The next few hours were a lot more enjoyable. Not that I didn't find some professional pride in getting in people's heads and shredding their esteem and conflicts until they were a smooth-bore vessel for doing exactly what I wanted, but I wouldn't say it was exactly fun. Especially not when they were people just trying to make it by, trying to do their jobs, even if they were kinda sucky at them.
Instead, I got to sit and watch, or oversee technically, as the fire I lit under him was spread through the base. He pulled in his usual suspects of underlings and minions, and lambasted them as I had him, pointing emphatically at the maps and figures I'd pulled together and prophecising the same doom I had instilled.
I'd talked about the resistance being a virus, and that was true. Benign as it appeared, for the moment, it seemed to exist only to spread itself. But who could say what form it might mutate into next? Ideas were a powerful thing, and these were out of our control. And more significantly, they held sway over these Exhumans that we were supposed to.
It was like the old man I'd interviewed yesterday had said -- the resistance was about humanity...with only vague allusions towards enemies. We needed control of the situation before the vague disappeared, and the enemies resolved into the XPCA.
But we were a virus, too. Just as Vox could mobilize his ideas through the Exhuman host, so could I through the XPCA with orders. All at once, the city was no longer a fertile and nurturing place for Vox's ideas to be nurtured, but instead inhospitable. I knew the weaker members of the resistance would back off at once, those afraid of making waves or risking their lives, they'd go back to their sullen lives, thinking the others who remained stupid.
Which was a double-edged sword. We'd cut down on popular support, at the cost of sympathy, but also hone the resistance down to only its more fanatical members. It increased the danger of radicalization...but I also had to keep in mind the mission statement of the XPCA -- to protect the innocent. Those who would back down when given the chance deserved the chance to do so.

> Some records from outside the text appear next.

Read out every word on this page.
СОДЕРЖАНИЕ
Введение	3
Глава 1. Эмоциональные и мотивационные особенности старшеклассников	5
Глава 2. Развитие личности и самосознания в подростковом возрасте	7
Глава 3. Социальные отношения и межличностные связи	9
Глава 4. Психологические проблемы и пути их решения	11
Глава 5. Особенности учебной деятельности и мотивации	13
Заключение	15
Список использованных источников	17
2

It was, in the end, a numbers game with human players at work. Gross to reduce it to that, but it was what it was. Vox and I were seated on opposite sides of this board, and all the XPCA and Exhumans of New Eden were the pieces to move around, to kindle and infect, to maneuver...and to capture.

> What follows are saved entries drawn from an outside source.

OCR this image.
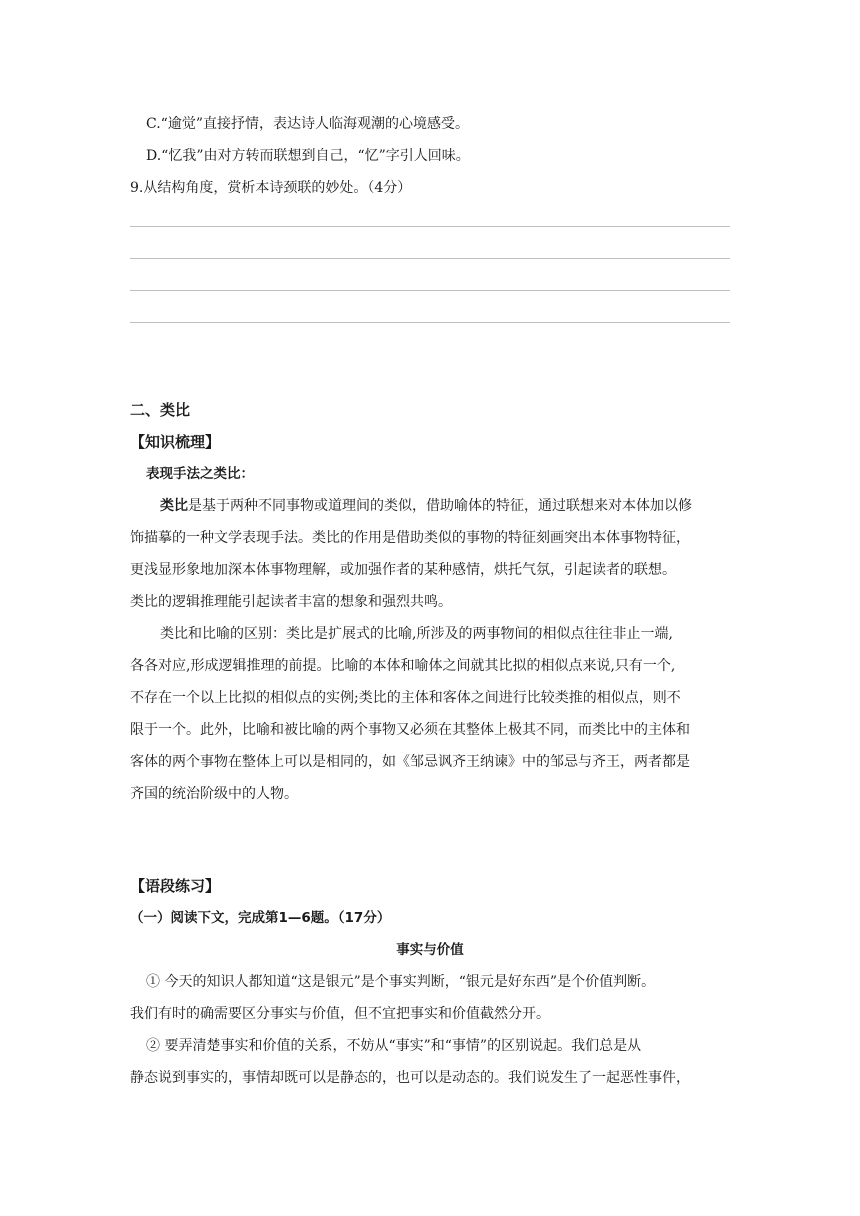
C.“逾觉”直接抒情，表达诗人临海观潮的心境感受。
D.“忆我”由对方转而联想到自己，“忆”字引人回味。
9.从结构角度，赏析本诗颈联的妙处。（4分）
二、类比
【知识梳理】
表现手法之类比：
类比是基于两种不同事物或道理间的类似，借助喻体的特征，通过联想来对本体加以修
饰描摹的一种文学表现手法。类比的作用是借助类似的事物的特征刻画突出本体事物特征，
更浅显形象地加深本体事物理解，或加强作者的某种感情，烘托气氛，引起读者的联想。
类比的逻辑推理能引起读者丰富的想象和强烈共鸣。
类比和比喻的区别：类比是扩展式的比喻,所涉及的两事物间的相似点往往非止一端,
各各对应,形成逻辑推理的前提。比喻的本体和喻体之间就其比拟的相似点来说,只有一个,
不存在一个以上比拟的相似点的实例;类比的主体和客体之间进行比较类推的相似点，则不
限于一个。此外，比喻和被比喻的两个事物又必须在其整体上极其不同，而类比中的主体和
客体的两个事物在整体上可以是相同的，如《邹忌讽齐王纳谏》中的邹忌与齐王，两者都是
齐国的统治阶级中的人物。
【语段练习】
（一）阅读下文，完成第1—6题。（17分）
事实与价值
① 今天的知识人都知道“这是银元”是个事实判断，“银元是好东西”是个价值判断。
我们有时的确需要区分事实与价值，但不宜把事实和价值截然分开。
② 要弄清楚事实和价值的关系，不妨从“事实”和“事情”的区别说起。我们总是从
静态说到事实的，事情却既可以是静态的，也可以是动态的。我们说发生了一起恶性事件，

As I watched my pieces move around me, orders being issued, plans being drawn up, exosuits being unracked and prepped, I had to admit, I did enjoy it. I'd been doing this Black Shark thing for quite a while now, and never had I had any form of opposition to my movements. I could wish the stakes were a little lower for my first game, but that didn't diminish the fun of the act.
I stretched and then went back to my office and let them go. I gave direction and ideas, I didn't micromanage. This wasn't the kind of battle you could win like that anyway. Pieces moved on their own. I blacked out my window and, finally with a little privacy, sat down at my computer.
And cracked my knuckles, my back, and my neck. And then got to work.